Modernizing a CUDA library from 2015

by Samuel Vaiter

In 2022, we released (led by Thomas Moreau) benchopt, a benchmarking suite tailored for machine learning workflows. Among the initial benchmarks, there was one dedicated to 2D Total Variation. Total Variation is a regularization introduced in 1992 by Leonid Rudin, Stanley Osher and Emad Fatemi that was (is) quite popular in inverse problems for imaging, before the use of deep priors.

I opened an issue to add one of my solvers, that I implemented in 2015. It was a CUDA library that I developed when I was a postdoc with Antonin Chambolle in 2014-2015. It was designed to be a fast implementation of a Total Variation solver based on our joint paper with Pauline Tan and Antonin. But I never took the time to make it easily pip/conda/uv-friendly, and the idea kinda died due to the usual (pretext of) lack of time.

Fast-forward to 2026, agents are quite powerful to manipulate existing codebases, especially simple ones like ftvp.

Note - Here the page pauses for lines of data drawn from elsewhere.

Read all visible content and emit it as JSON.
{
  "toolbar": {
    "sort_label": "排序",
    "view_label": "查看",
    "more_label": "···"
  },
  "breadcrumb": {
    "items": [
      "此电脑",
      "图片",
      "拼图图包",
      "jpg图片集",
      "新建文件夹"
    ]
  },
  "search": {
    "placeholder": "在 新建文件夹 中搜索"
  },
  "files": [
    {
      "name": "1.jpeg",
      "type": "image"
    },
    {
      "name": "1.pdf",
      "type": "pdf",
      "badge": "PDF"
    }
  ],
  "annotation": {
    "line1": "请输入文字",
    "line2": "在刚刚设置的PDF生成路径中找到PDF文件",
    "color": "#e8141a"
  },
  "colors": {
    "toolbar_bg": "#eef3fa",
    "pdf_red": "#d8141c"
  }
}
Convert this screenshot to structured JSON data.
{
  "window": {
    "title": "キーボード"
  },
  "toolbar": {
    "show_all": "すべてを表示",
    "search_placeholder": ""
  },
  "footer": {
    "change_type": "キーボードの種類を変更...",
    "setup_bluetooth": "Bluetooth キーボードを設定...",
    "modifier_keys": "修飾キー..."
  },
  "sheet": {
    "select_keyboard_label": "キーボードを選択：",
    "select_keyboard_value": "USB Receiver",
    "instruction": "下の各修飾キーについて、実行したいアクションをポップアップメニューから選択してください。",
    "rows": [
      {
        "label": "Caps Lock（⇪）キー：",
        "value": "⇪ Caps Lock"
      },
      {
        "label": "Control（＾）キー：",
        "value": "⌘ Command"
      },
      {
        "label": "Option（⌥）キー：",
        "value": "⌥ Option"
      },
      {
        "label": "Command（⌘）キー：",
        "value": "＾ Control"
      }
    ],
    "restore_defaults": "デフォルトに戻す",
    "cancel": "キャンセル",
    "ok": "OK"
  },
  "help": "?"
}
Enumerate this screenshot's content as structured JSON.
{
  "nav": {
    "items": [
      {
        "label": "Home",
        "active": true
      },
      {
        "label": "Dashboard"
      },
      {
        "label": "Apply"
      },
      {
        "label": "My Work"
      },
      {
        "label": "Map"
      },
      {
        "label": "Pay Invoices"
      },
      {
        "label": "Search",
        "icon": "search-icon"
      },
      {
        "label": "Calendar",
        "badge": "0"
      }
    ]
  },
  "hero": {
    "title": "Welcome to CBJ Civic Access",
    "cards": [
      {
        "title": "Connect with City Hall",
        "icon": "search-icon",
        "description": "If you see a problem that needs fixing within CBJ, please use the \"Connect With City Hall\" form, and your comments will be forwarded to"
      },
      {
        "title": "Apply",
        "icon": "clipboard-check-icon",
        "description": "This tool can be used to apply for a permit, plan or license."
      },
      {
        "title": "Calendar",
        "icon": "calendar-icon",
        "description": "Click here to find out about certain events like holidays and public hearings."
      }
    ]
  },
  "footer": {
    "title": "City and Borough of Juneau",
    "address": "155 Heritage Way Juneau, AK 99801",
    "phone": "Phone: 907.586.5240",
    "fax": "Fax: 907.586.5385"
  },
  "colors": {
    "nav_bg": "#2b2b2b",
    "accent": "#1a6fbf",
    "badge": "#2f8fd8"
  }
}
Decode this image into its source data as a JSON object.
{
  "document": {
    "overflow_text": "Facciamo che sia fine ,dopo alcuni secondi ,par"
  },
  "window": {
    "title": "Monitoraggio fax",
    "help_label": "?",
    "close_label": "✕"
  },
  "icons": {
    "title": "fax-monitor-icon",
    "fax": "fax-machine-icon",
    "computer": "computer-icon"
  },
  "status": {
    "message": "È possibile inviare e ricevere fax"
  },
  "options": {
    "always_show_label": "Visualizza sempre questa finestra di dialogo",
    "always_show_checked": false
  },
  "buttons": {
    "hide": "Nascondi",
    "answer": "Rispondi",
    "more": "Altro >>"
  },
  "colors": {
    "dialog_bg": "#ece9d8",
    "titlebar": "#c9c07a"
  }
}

I tried today amp using Claude Opus 4.5 with the following prompt.

My goal is to modernize this repository. ftvp is a CUDA library dedicated to the computation of the proximal operator of the isotropic Total Variation in 2D and 3D on Nvidia GPU. I want to drop the C-first aspect, the goal is to package a Python algorithm. It should use modern CUDA as of 2026. Do not change the algorithm, but feel free to change everything. The use is described in README.md. A reference implementation in C is in TV4colorCPTV.c. The other files are the CUDA implementation. Ultimately I want a PyTorch-aware function proxtv(img, lambda) that works on BW and color images where img is the torch array and lamba the regularization parameter of TV.

Following this prompt, Amp used $1.20 to generate this commit. It forgot to add ninja as a requirement, and the examples were only trying the prox on a black square. So I asked,

  1. You need to add ninja to the requirements to be able to JIT.
  2. Write me an additional examples that perform the denoising on a real image

The generated script was correct, but again it missed two dependencies required to run the examples.

Add numpy and pillow as dependency for running this example.

Finally, I generated the PR request as follow

Generate a summary of the changes so that I can copy it in the PR interface of githb. Be explicit on the fact that is was driven by a AI agent.

Overall, the total cost was $2.15 (of free credits) for something that I am convinced I would never have done otherwise. The full thread is here. I still have to check that this is correct to merge it, and then submit a pull request on benchopt/benchmark_tv_2d.

I will update this feedback note when this is done.